De acordo com os representantes do Ministério Público Federal, os repasses ao
PT ocorrem em datas próximas a pagamentos liberados pela Petrobras aos
consórcios Interpar e Intercom, dos quais faziam parte empresas do Grupo Setal.
Segundo a documentação enviada pelo juiz da Lava Jato, as doações ao Diretório
Nacional do PT foram feitas por empresas controladas por Augusto Mendonça,
entre elas a PEM Engenharia.
Logo depois que a Petrobras efetuou pagamentos ao consórcio
de empresas que integravam a Setal, foram realizadas quatro doações nos dias 7,
8, 9 e 10 de abril de 2010. Há registros de todas elas. Um dos recibos, ao qual
ISTOÉ teve acesso, atesta o repasse de R$ 50 mil no dia 7 de abril de 2010 para
o Diretório Nacional petista, responsável por centralizar as doações destinadas
à campanha de Dilma. Ainda de acordo com o material disponibilizado por Moro ao
TSE, “analisando as doações, chama a atenção que, para alguns períodos, eles
aparentam ser alguma espécie de parcelamento de uma dívida, como as doações
mensais de R$ 60.000,00 entre 06/2009 a 01/2010 ou entre 04/2010 a 07/2010”.
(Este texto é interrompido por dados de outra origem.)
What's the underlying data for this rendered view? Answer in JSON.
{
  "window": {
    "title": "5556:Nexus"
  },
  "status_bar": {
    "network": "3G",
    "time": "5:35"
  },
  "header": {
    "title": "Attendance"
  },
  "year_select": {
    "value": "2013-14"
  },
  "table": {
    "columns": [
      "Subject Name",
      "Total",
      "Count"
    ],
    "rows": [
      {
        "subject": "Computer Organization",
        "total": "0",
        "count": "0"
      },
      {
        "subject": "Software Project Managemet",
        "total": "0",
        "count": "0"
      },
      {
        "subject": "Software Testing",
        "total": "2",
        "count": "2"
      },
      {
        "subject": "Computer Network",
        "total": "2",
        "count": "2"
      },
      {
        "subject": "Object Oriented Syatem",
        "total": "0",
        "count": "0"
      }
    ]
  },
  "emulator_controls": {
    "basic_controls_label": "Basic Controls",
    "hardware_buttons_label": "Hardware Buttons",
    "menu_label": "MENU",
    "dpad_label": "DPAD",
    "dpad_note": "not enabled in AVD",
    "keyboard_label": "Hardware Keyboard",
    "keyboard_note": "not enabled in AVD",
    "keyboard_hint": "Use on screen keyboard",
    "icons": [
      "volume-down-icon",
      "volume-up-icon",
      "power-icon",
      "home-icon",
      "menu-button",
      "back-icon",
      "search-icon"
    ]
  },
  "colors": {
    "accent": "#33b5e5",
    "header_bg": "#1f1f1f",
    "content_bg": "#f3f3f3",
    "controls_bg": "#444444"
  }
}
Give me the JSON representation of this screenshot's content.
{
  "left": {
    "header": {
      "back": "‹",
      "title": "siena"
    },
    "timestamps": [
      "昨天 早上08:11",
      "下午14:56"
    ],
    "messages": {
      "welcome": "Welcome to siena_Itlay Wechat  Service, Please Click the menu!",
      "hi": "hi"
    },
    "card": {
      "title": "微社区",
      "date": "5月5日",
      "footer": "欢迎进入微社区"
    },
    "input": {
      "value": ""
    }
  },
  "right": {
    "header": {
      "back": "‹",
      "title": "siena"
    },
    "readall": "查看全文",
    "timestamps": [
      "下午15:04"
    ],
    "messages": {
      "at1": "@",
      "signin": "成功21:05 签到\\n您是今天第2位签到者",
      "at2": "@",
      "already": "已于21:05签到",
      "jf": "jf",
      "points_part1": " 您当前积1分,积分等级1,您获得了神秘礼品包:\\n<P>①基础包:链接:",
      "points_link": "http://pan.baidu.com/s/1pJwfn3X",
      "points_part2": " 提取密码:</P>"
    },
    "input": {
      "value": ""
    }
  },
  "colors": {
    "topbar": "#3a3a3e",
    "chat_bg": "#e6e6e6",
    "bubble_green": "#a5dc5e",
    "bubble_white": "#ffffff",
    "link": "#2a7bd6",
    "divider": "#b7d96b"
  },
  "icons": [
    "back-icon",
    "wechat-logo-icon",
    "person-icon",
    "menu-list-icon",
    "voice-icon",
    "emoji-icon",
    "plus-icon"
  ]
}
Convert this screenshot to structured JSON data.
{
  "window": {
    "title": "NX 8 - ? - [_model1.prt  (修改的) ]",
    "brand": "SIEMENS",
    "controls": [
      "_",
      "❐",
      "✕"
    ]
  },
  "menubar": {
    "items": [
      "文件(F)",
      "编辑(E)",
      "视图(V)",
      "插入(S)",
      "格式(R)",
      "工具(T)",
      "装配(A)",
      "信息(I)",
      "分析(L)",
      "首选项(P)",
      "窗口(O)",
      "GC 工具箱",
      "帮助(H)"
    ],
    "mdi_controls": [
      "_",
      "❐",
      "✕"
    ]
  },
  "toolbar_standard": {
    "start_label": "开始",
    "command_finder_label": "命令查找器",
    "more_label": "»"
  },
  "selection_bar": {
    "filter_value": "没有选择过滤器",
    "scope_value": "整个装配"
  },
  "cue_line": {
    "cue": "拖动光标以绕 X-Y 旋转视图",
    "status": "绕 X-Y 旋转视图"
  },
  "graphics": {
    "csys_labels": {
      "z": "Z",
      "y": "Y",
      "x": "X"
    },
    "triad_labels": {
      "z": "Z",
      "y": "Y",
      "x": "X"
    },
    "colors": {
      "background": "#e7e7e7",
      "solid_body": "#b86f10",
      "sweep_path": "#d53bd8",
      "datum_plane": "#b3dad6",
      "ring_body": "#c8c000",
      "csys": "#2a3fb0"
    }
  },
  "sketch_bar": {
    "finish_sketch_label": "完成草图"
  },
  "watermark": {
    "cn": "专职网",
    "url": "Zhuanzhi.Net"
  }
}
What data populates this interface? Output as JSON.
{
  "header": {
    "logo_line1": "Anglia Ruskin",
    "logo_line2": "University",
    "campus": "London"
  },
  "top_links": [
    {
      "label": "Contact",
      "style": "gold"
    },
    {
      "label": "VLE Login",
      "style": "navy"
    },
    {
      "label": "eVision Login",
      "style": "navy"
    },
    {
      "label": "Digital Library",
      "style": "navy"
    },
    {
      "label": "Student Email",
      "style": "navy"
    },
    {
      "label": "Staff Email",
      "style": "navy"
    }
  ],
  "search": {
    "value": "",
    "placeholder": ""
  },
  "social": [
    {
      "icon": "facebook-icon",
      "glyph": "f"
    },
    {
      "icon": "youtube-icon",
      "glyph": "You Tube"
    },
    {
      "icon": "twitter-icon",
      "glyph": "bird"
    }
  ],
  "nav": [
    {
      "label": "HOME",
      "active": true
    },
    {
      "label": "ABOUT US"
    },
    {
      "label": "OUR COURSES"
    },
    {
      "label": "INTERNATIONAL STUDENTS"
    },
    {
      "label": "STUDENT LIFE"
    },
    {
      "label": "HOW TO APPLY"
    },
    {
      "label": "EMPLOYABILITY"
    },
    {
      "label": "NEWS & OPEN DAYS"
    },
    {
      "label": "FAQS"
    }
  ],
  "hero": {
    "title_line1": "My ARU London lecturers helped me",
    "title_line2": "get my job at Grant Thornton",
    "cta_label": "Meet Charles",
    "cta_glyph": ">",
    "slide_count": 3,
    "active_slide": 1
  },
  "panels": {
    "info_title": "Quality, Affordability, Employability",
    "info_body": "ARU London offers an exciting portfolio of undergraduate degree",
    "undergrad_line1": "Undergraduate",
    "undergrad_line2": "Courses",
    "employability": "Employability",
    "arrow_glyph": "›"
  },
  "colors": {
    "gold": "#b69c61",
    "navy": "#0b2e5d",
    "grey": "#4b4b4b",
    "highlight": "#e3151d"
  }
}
Nos anexos da Lava Jato, obtidos por ISTOÉ, há os comprovantes de
transferências bancárias pela Setal no valor de R$ 60 mil por meio da
modalidade TED.
As evidências do pagamento de propina à campanha petista por
meio de doações oficiais aparecem ainda no processo criminal, anexado por Moro,
em que são acusados de corrupção e lavagem de dinheiro o ex-ministro José Dirceu
e executivos da Engevix, empreiteira acusada de fazer parte do cartel que
fraudou licitações da Petrobras. Em delação premiada, um dos donos da empresa,
Gerson Almada afirmou que, a pedido do lobista Milton Pascowitch, ligado a
Dirceu, efetuou doações ao PT “nas épocas das eleições ou em dificuldades de
caixa do partido”. No conjunto de documentos, em análise pelo TSE a pedido do
juiz da Lava Jato, há ainda uma ação em que constam como réus dirigentes da
empreiteira Andrade Gutierrez. Nela, os representantes do MPF incluíram um
organograma que revela um fluxo de R$ 9 milhões em propina, dos quais R$ 5,29
milhões teriam abastecido as arcas do PT. A iminente revelação das relações do
governo petista com a Andrade tira o sono dos auxiliares da presidente. Recentemente,
o PSDB, autor de ações contra Dilma na seara eleitoral, ingressou com uma
petição no TSE pedindo que o conteúdo da delação premiada dos executivos da
Andrade seja enviado à corte eleitoral. Este material promete ser tóxico para o
Planalto. É que os executivos da empreiteira prometeram revelar informações
sobre pedidos de doações eleitorais para a campanha de Dilma em 2010 e 2014.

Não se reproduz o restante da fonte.